Roasted Fall Vegetables Salad with Maple Orange Dressing

Ingredients

  • FOR THE WALNUTS:
  • 1 cup (4 ounces) walnut halves
  • 2 tablespoons real maple syrup
  • Pinch salt
  • FOR THE SALAD:
  • 2 cups butternut squash peeled and chopped into ½” cubes
  • 2 cups red beets chopped into ½” cubes
  • 1 cup chopped parsnips into ½” cubes
  • 20 ounces spring green mix or greens of choice
  • 4-6 oz. fresh goat cheese
  • FOR THE MAPLE ORANGE  DRESSING:
  • 2 teaspoons orange zest
  • 2/3 cup fresh orange juice
  • 2 tablespoons balsamic vinegar
  • 2 tablespoons pure maple syrup
  • 6 tablespoons olive oil
  • 1/4 teaspoon salt

Steps

  1. FOR THE WALNUTS:
  • Preheat the oven to 375 degrees. Lightly oil or line 2 baking sheets with parchment paper. In a small bowl, combine the walnuts and maple syrup and toss gently to combine. Spread the walnuts in a single layer on one of the prepared baking sheets. Roast in the preheated oven, stirring once until the syrup is bubbling vigorously, about 5 minutes. Immediately scrape the glazed walnuts onto the other prepared baking sheet, spreading them in a single layer.
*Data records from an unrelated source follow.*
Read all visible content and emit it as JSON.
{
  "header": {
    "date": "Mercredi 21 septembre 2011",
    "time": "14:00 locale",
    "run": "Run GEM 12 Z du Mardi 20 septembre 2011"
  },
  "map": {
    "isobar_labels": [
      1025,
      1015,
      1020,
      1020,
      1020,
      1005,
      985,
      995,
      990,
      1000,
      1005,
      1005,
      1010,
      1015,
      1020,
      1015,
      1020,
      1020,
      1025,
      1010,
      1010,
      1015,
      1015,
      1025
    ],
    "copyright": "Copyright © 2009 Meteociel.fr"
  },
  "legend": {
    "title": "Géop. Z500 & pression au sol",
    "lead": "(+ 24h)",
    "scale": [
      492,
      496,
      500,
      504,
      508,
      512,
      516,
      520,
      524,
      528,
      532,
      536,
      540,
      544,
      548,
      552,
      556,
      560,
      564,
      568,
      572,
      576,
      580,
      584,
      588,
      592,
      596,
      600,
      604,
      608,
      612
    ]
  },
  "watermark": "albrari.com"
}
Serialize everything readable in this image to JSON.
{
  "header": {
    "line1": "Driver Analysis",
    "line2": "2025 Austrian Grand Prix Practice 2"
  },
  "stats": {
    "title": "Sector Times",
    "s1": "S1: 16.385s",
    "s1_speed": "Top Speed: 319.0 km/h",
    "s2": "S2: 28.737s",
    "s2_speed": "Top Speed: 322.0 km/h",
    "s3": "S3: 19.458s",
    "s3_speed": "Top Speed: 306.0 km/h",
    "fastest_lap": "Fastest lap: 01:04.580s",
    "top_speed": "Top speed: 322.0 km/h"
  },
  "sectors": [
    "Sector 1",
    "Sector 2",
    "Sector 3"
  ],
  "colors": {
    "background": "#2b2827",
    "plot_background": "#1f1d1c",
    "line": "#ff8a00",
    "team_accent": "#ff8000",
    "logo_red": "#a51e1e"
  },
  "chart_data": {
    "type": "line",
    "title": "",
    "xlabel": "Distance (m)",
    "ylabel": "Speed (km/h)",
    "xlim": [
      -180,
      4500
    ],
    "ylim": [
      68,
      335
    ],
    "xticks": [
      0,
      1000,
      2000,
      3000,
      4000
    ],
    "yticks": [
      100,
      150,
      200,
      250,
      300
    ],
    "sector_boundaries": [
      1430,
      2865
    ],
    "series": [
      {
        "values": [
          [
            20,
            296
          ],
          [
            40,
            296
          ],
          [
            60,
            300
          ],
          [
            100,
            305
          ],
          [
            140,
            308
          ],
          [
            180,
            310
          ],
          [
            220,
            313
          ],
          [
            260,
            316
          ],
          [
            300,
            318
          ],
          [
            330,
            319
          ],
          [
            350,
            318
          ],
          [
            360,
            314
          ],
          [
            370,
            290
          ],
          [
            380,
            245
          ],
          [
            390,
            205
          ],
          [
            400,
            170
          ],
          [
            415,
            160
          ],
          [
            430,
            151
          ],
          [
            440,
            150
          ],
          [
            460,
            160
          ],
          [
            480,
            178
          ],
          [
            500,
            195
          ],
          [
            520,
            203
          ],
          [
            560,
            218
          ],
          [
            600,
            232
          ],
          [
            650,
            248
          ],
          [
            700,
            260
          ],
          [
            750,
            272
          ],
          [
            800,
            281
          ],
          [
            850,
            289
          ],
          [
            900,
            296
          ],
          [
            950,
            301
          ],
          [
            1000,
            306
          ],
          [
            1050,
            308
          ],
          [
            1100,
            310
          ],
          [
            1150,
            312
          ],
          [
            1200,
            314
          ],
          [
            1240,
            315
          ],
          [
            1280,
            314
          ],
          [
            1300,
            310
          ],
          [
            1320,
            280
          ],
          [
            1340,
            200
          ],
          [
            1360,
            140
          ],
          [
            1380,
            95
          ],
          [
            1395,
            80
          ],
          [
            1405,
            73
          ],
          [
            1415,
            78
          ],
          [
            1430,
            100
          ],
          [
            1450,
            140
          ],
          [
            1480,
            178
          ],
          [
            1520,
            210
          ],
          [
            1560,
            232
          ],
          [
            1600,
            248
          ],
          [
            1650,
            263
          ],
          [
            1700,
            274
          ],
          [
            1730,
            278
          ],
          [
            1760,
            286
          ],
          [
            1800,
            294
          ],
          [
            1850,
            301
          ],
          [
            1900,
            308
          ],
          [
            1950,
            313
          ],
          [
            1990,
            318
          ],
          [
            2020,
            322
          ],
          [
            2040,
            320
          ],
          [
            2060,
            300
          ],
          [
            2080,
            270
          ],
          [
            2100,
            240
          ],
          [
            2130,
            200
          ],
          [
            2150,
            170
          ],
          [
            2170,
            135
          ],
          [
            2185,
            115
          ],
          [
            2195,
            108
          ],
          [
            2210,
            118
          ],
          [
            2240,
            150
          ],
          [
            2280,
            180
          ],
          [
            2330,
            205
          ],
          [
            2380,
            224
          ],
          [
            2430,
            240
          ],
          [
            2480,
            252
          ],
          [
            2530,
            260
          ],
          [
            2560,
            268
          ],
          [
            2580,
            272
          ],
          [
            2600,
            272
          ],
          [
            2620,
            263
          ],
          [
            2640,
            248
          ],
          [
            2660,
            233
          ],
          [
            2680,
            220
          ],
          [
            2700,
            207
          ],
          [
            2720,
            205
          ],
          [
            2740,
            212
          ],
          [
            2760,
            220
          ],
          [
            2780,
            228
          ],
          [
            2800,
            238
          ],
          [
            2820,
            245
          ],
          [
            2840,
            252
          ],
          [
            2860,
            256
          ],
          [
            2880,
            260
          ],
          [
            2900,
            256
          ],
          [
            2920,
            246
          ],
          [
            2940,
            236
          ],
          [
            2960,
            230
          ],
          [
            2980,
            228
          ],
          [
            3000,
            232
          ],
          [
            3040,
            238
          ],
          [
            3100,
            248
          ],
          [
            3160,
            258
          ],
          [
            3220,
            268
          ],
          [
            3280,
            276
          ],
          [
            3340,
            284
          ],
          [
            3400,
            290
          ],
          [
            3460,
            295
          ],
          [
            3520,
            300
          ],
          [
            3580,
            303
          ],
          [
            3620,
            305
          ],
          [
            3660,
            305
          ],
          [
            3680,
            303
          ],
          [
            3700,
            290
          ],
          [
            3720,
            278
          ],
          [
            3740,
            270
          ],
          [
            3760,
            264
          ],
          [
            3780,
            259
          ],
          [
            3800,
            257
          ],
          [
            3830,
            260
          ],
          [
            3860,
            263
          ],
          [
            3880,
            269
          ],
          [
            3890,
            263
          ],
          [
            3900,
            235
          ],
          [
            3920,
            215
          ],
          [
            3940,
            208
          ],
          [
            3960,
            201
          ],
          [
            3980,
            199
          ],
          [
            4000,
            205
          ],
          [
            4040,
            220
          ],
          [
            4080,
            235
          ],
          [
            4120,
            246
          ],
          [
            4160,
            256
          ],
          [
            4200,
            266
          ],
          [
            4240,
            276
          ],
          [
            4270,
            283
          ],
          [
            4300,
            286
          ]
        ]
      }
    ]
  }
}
Sprinkle with a pinch of salt and set aside to cool.
  1. FOR THE SALAD:
  • Preheat the oven to 400 degrees F.
  • Peel the butternut squash and dice it into ½” cubes (you can also find this pre-cubed in most stores)
  • Lay the butternut squash on a baking sheet and drizzle enough olive oil over the pieces to coat them well.
  • Sprinkle the butternut squash with salt.
  • Peel the parsnips and dice it into ½” cubes
  • Lay the parsnips on a baking sheet and drizzle enough olive oil over the pieces to coat them well.
  • Sprinkle the parsnips with salt.
  • Peel and chop the beets and lay the pieces on a large piece of foil. Fold the foil, completely covering the beets, creating a foil packet. Place this packet on the baking sheet next to the butternut squash and parsnips.
  • Place the baking sheet in the oven and roast the vegetables for 50 minutes, or until the butternut squash and parsnips are browned and crispy. Remove from the oven and allow the vegetables to cool.
  1. FOR THE DRESSING:
  • In a small bowl, whisk together the ingredients for the dressing.
  • Set aside until serving
  1. ASSEMBLY:
  • In a large serving bowl, add all of the salad ingredients (including the roasted vegetables). Toss in the desired amount of Maple-Orange Dressing, sprinkle with crumbled goat cheese and walnuts and serve!